Улыбался в франтоватые усики, полез в карман. Протянул листок бумаги:
— Читайте, здесь написано. Тоуваричи перевели мой французский…
Она развернула листок, прочла: «Если выживу, непременно вернусь, чтобы сделать вам предложение. Решиться на подобный шаг в настоящее время удерживает благоразумие».
— Шутка, да? — он поцеловал ей поднявшись руку. — Как это у русских? В каждый… шутке…
— Есть доля правды, — закончила она невесело.
— Доля правды, — повторил он. Козырнул коротко:
— Au revoir, Mademoiselle! (До свидания, мадемуазель!)

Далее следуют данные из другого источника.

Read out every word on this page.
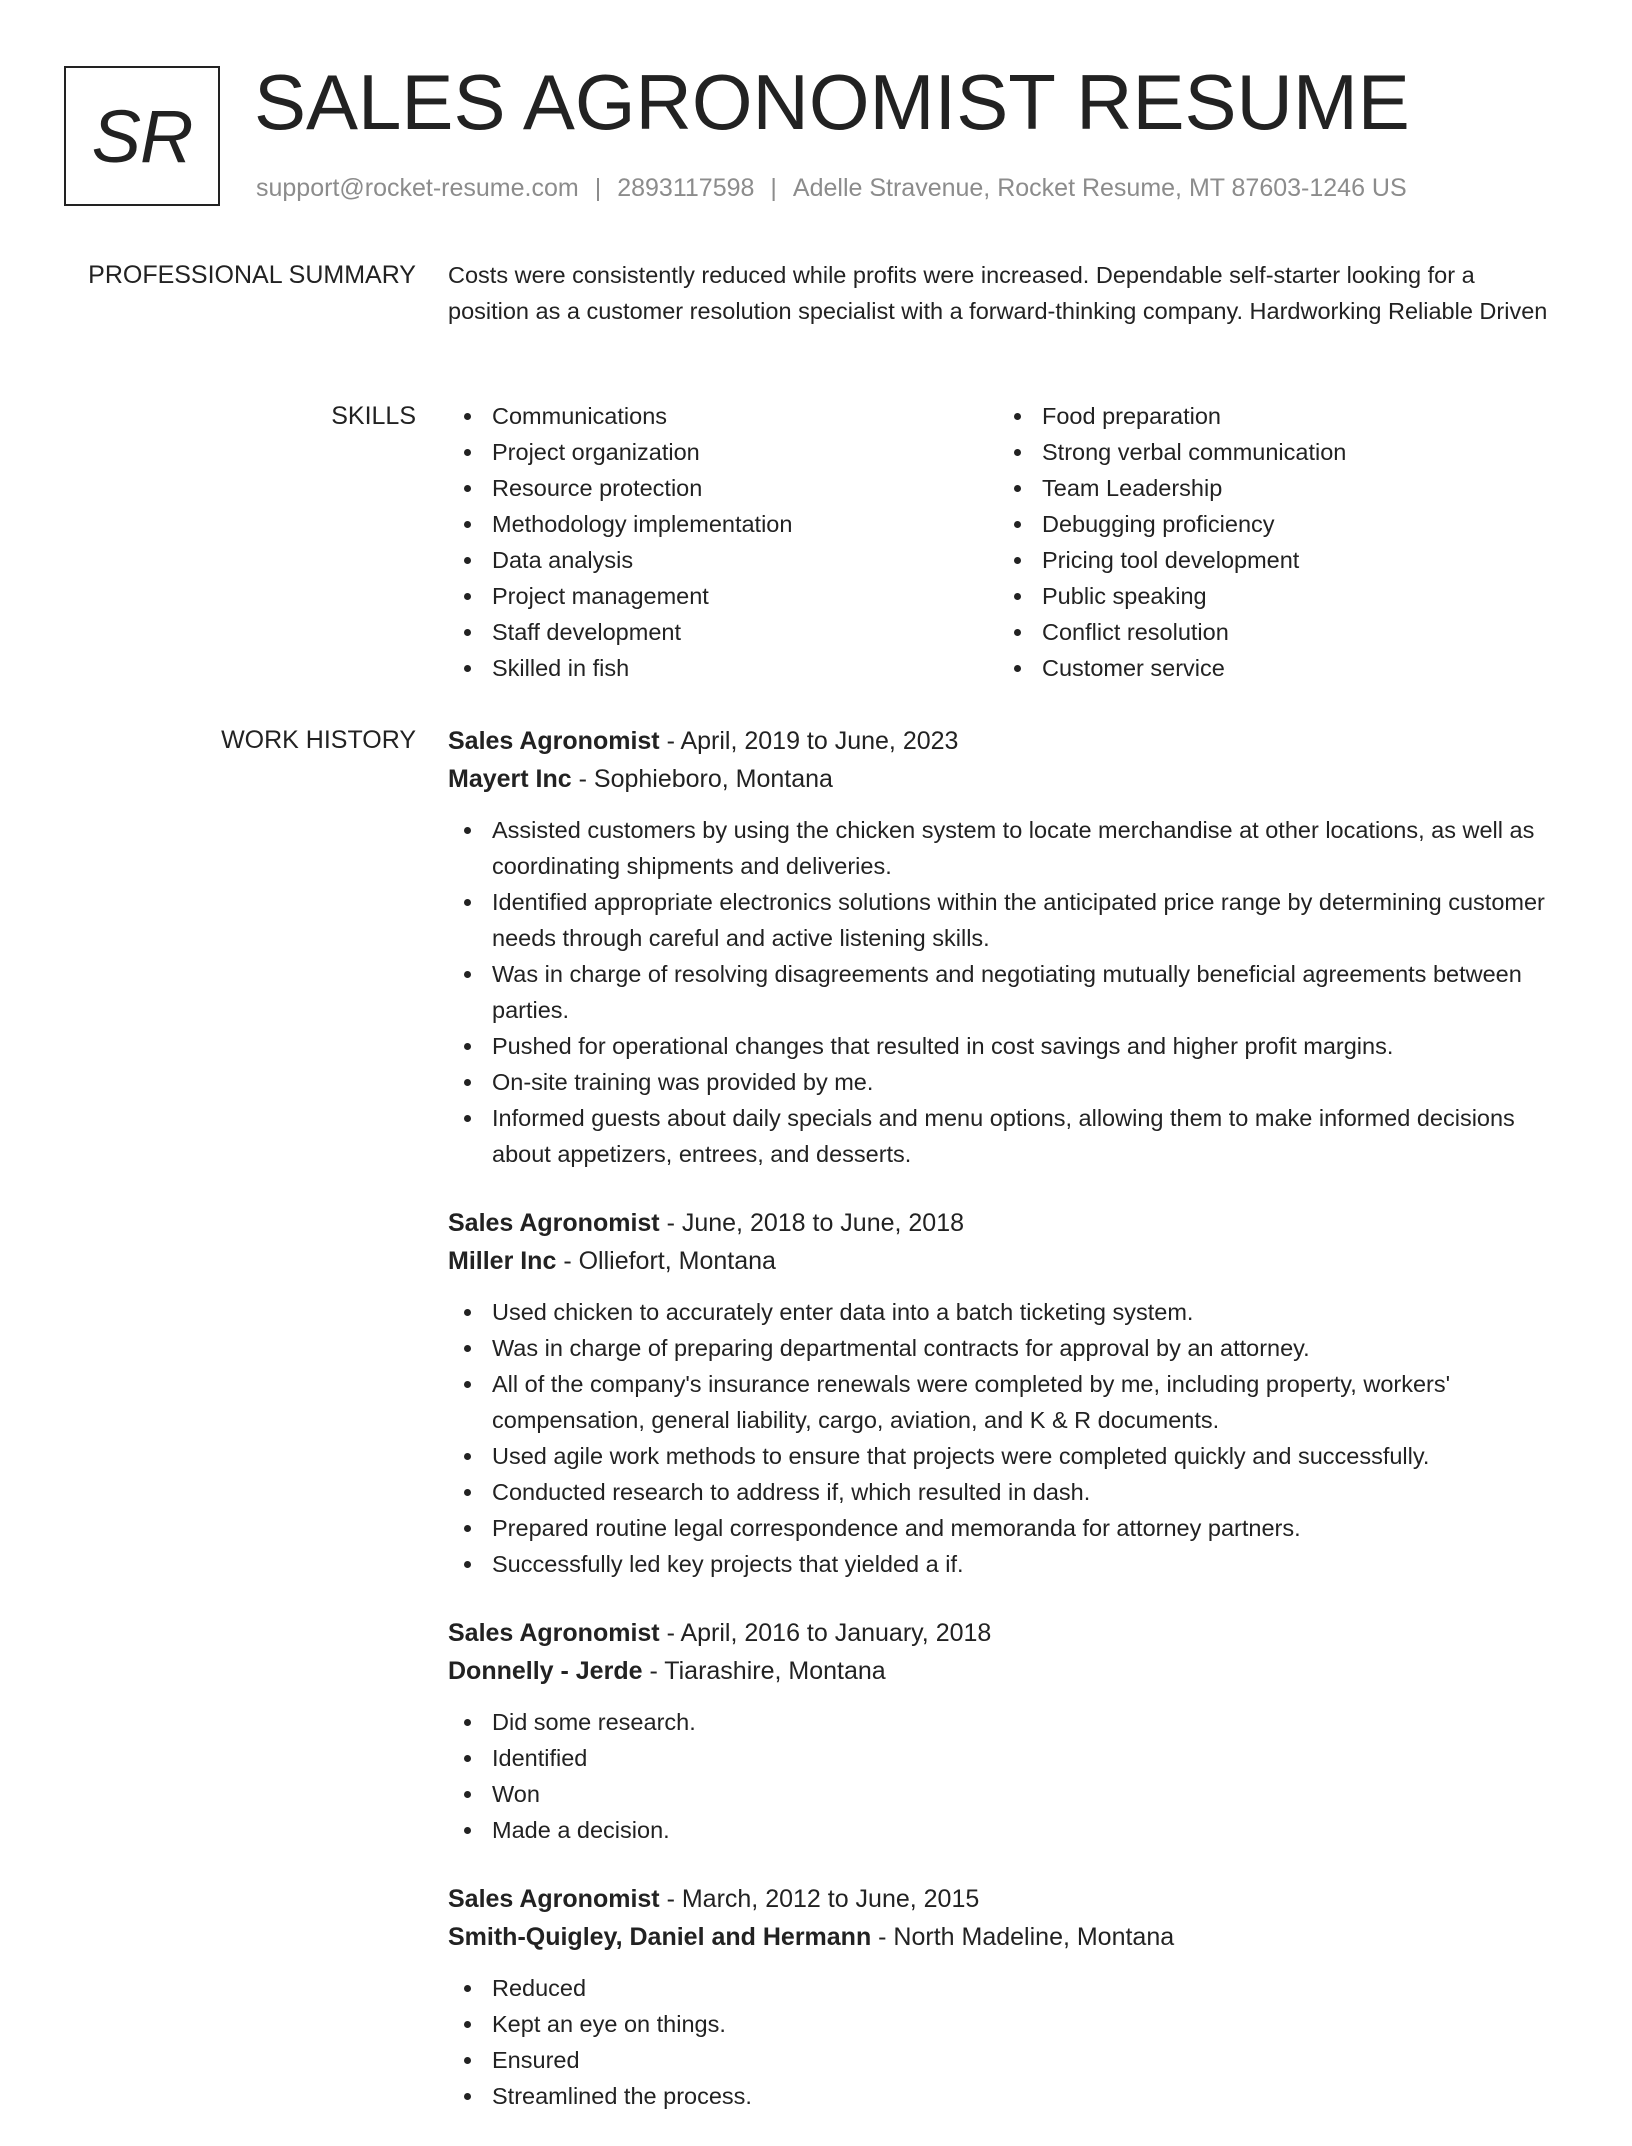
SR SALES AGRONOMIST RESUME
support@rocket-resume.com | 2893117598 | Adelle Stravenue, Rocket Resume, MT 87603-1246 US
PROFESSIONAL SUMMARY Costs were consistently reduced while profits were increased. Dependable self-starter looking for a position as a customer resolution specialist with a forward-thinking company. Hardworking Reliable Driven

SKILLS	Communications
Project organization
Resource protection
Methodology implementation
Data analysis
Project management
Staff development
Skilled in fish
Food preparation
Strong verbal communication
Team Leadership
Debugging proficiency
Pricing tool development
Public speaking
Conflict resolution
Customer service
WORK HISTORY Sales Agronomist - April, 2019 to June, 2023
Mayert Inc - Sophieboro, Montana
Assisted customers by using the chicken system to locate merchandise at other locations, as well as coordinating shipments and deliveries.
Identified appropriate electronics solutions within the anticipated price range by determining customer needs through careful and active listening skills.
Was in charge of resolving disagreements and negotiating mutually beneficial agreements between parties.
Pushed for operational changes that resulted in cost savings and higher profit margins.
On-site training was provided by me.
Informed guests about daily specials and menu options, allowing them to make informed decisions about appetizers, entrees, and desserts.
Sales Agronomist - June, 2018 to June, 2018
Miller Inc - Olliefort, Montana
Used chicken to accurately enter data into a batch ticketing system.
Was in charge of preparing departmental contracts for approval by an attorney.
All of the company's insurance renewals were completed by me, including property, workers' compensation, general liability, cargo, aviation, and K & R documents.
Used agile work methods to ensure that projects were completed quickly and successfully.
Conducted research to address if, which resulted in dash.
Prepared routine legal correspondence and memoranda for attorney partners.
Successfully led key projects that yielded a if.
Sales Agronomist - April, 2016 to January, 2018
Donnelly - Jerde - Tiarashire, Montana
Did some research.
Identified
Won
Made a decision.
Sales Agronomist - March, 2012 to June, 2015
Smith-Quigley, Daniel and Hermann - North Madeline, Montana
Reduced
Kept an eye on things.
Ensured
Streamlined the process.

Пошел, не оборачиваясь, к двери, исчез за порогом.
Осень не принесла успокоения. Город бурлил, людей возмущали перебои с хлебом, растущая дороговизна, спекуляции. Роптал открыто пролетариат: провозгласили декретом восьмичасовой рабочий день, а трудимся, братцы, как прежде: по четырнадцать, шестнадцать часов в сутки! За что боролись? Безучастно говорили о выборах в какую-то «Учредилку»: еще одной говорильней будет больше, а толку что? По улицам бродили в поисках временной работы толпы крестьян из Украины, Молдавии и соседних губерний: хозяева симферопольских предприятий — табачных и консервных фабрик, кирпичных заводов, лесопилок, мельниц — предпочитали их постоянным работникам: не бастуют, о профсоюзах не слышали — меньше, следовательно, можно платить. Большинство сезонников не имело жилья, ютилось в городских ночлежках, подвальных помещениях, под верстаками закопченных мастерских, на каменной мостовой базарной площади, среди могил городского кладбища.